F1の大音量サウンドが復活か!? 現行のエンジン音は小さすぎるのか。F1と音の関係を考察する
F1の問題は音だけなのか?
最新技術の塊であるV6ターボハイブリッドパワーユニットは、同時にF1マシンを重くした元凶でもあった 【(C)柴田久仁夫】
去年までの2連覇にホンダ製パワーユニットが大きく貢献したことは十分に認めつつ、「パワーの出方や減速時の感触が、僕らが慣れ親しんだ自然なドライビングとあまりにかけ離れてる」というのだ。マックスの言う「パワーの出方の不自然さ」は、エンジンパワーに電気エネルギーが加わる際に、必ずしも安定した感触を得られないということなのだろう。

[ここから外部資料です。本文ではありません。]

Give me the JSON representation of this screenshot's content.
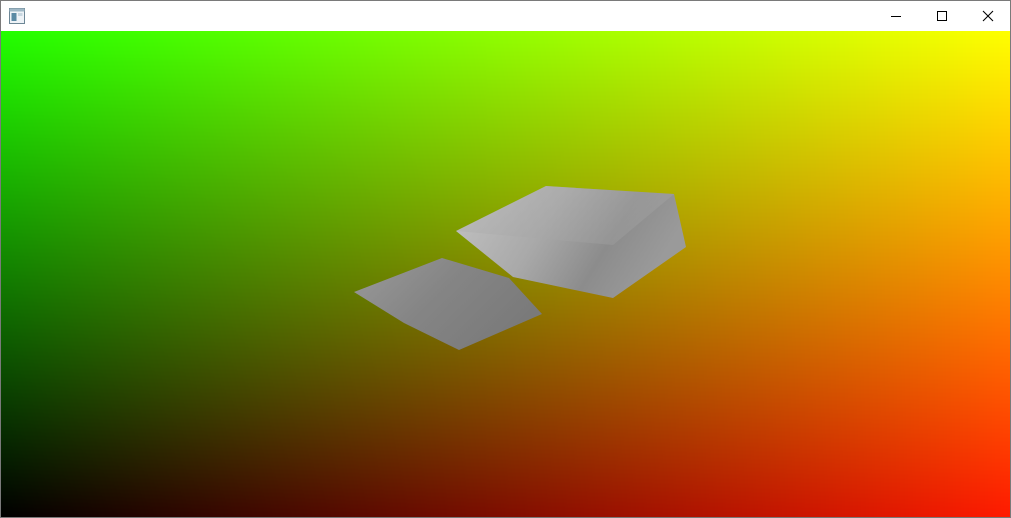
{
  "window": {
    "title": "",
    "icon": "window-app-icon",
    "controls": {
      "minimize_icon": "minimize-icon",
      "maximize_icon": "maximize-icon",
      "close_icon": "close-icon"
    }
  },
  "viewport": {
    "background_corners": {
      "top_left": "#22ff00",
      "top_right": "#ffff00",
      "bottom_left": "#000000",
      "bottom_right": "#ff1a00"
    },
    "shape_color": "#9a9a9a",
    "shapes": [
      "shaded-quad-upper",
      "shaded-quad-lower"
    ]
  }
}
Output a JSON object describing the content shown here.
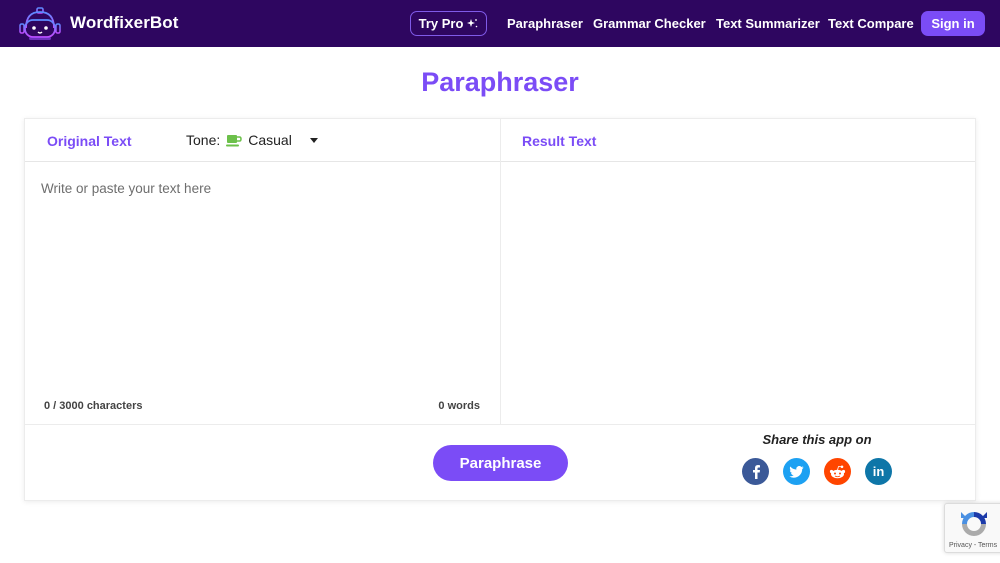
{
  "nav": {
    "brand": "WordfixerBot",
    "try_pro": "Try Pro",
    "links": [
      "Paraphraser",
      "Grammar Checker",
      "Text Summarizer",
      "Text Compare"
    ],
    "sign_in": "Sign in"
  },
  "page": {
    "title": "Paraphraser"
  },
  "editor": {
    "original_label": "Original Text",
    "tone_label": "Tone:",
    "tone_value": "Casual",
    "placeholder": "Write or paste your text here",
    "char_count": "0 / 3000 characters",
    "word_count": "0 words",
    "result_label": "Result Text"
  },
  "actions": {
    "paraphrase": "Paraphrase"
  },
  "share": {
    "label": "Share this app on",
    "networks": [
      {
        "name": "facebook",
        "glyph": "f",
        "color": "#3b5998"
      },
      {
        "name": "twitter",
        "glyph": "t",
        "color": "#1da1f2"
      },
      {
        "name": "reddit",
        "glyph": "r",
        "color": "#ff4500"
      },
      {
        "name": "linkedin",
        "glyph": "in",
        "color": "#0e76a8"
      }
    ]
  },
  "recaptcha": {
    "text": "Privacy - Terms"
  },
  "colors": {
    "nav_bg": "#2e0660",
    "accent": "#7b4cf6"
  }
}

減速の際も、そのエネルギーの一部を電気に変換するために自然なブレーキングというわけにはいかない。サーキットによっては1周の間に電気エネルギーが切れてしまい、そのマネージメントに追われる。2015年の導入以来、かなり洗練されたシステムになったとはいえ、自然吸気エンジンのスムーズさには今もってかなわないのだ。
さらにフェルスタッペンは、「今のF1は、あまりに重すぎる」とも言う。現在のF1マシンの最低重量は、798kgである。今どきの市販車は軽乗用車でも1トンを超えることを思えば、それでもかなり軽い。しかしかつてのF1マシンは2000年代初頭までは、500kg台の車重を維持していた。1990年代初めのF1マシンは、V12エンジンを搭載しても500kgちょうど。競走馬1頭ほどの重さしかなかったのだ。
それがハイブリッドが導入された2014年には、一気に691kgに。その後も車体の安全性や信頼性を確保するためにどんどん重くなり、現在の798kgに至る。アイルトン・セナが活躍した1980年代後半〜90年代前半と比べると、重量差は実に300kg近い。
軽やかな運動性能が身上のレーシングカーにとって、重いことはハンデキャップでしかない。何より重くなればなるほど衝突時の破壊力も大きくなる。今年のモナコGPスタート直後の多重クラッシュで、セルジオ・ペレスのマシンは原型を留めないほどに破壊された。重量増による衝突エネルギーの増加と、決して無縁ではないはずだ。
事故の際のドライバーのケガの危険を減らすために、さらなる安全対策を講じる。その結果さらにマシンが重くなるというイタチごっこを、今のF1は繰り返しているのだ。
F1は我が道を行くのか
今のF1マシンではオーバーテイクがほぼ不可能なモナコは、ついにモナコGP自体の廃止論まで出てきた 【(C)柴田久仁夫】
むしろ解決すべきは上述した重さ、そして大きさではないか。現行F1マシンのほとんどは(チーム側は情報開示していないが)、全長は5.5m前後、全幅は規定上限の2mと相当に大きい。2017年以前は全長4.5m、全幅1.8mだったのが、1m長く、0.2m幅広くなった。
タイヤのワイド化、そしてホイールベースを長くした方がダウンフォースが増すことで、車体が一気に大型化したのだった。さらに2年前に18インチのタイヤを導入したことで、コーナリング中のドライバーはいっそう視界を妨げられることになった。
その結果、モナコはいうまでもなく、コース幅の狭いイモラや鈴鹿、フンガロリングなどで、オーバーテイクはさらに難しさを増した。
F1はこれまで、抜きつ抜かれつのレース展開を増やすためにDRSを導入したり、先行するマシンに後続車が近づきやすいように車体規則を何度も変更してきた。しかし最も効果的なのはマシンの小型化、軽量化なのではないか。
ただし現行のハイブリッドパワーユニットを維持する限り、大幅な軽量化、小型化は難しい。軽さ、小ささを求めれば、回生エネルギーシステムを捨てるのが最良の選択肢だ。しかしそれは世界的なEV化の潮流に逆行し、ガラパゴス化する危険も孕む。それでもあくまでF1は、我が道を行くのだろうか。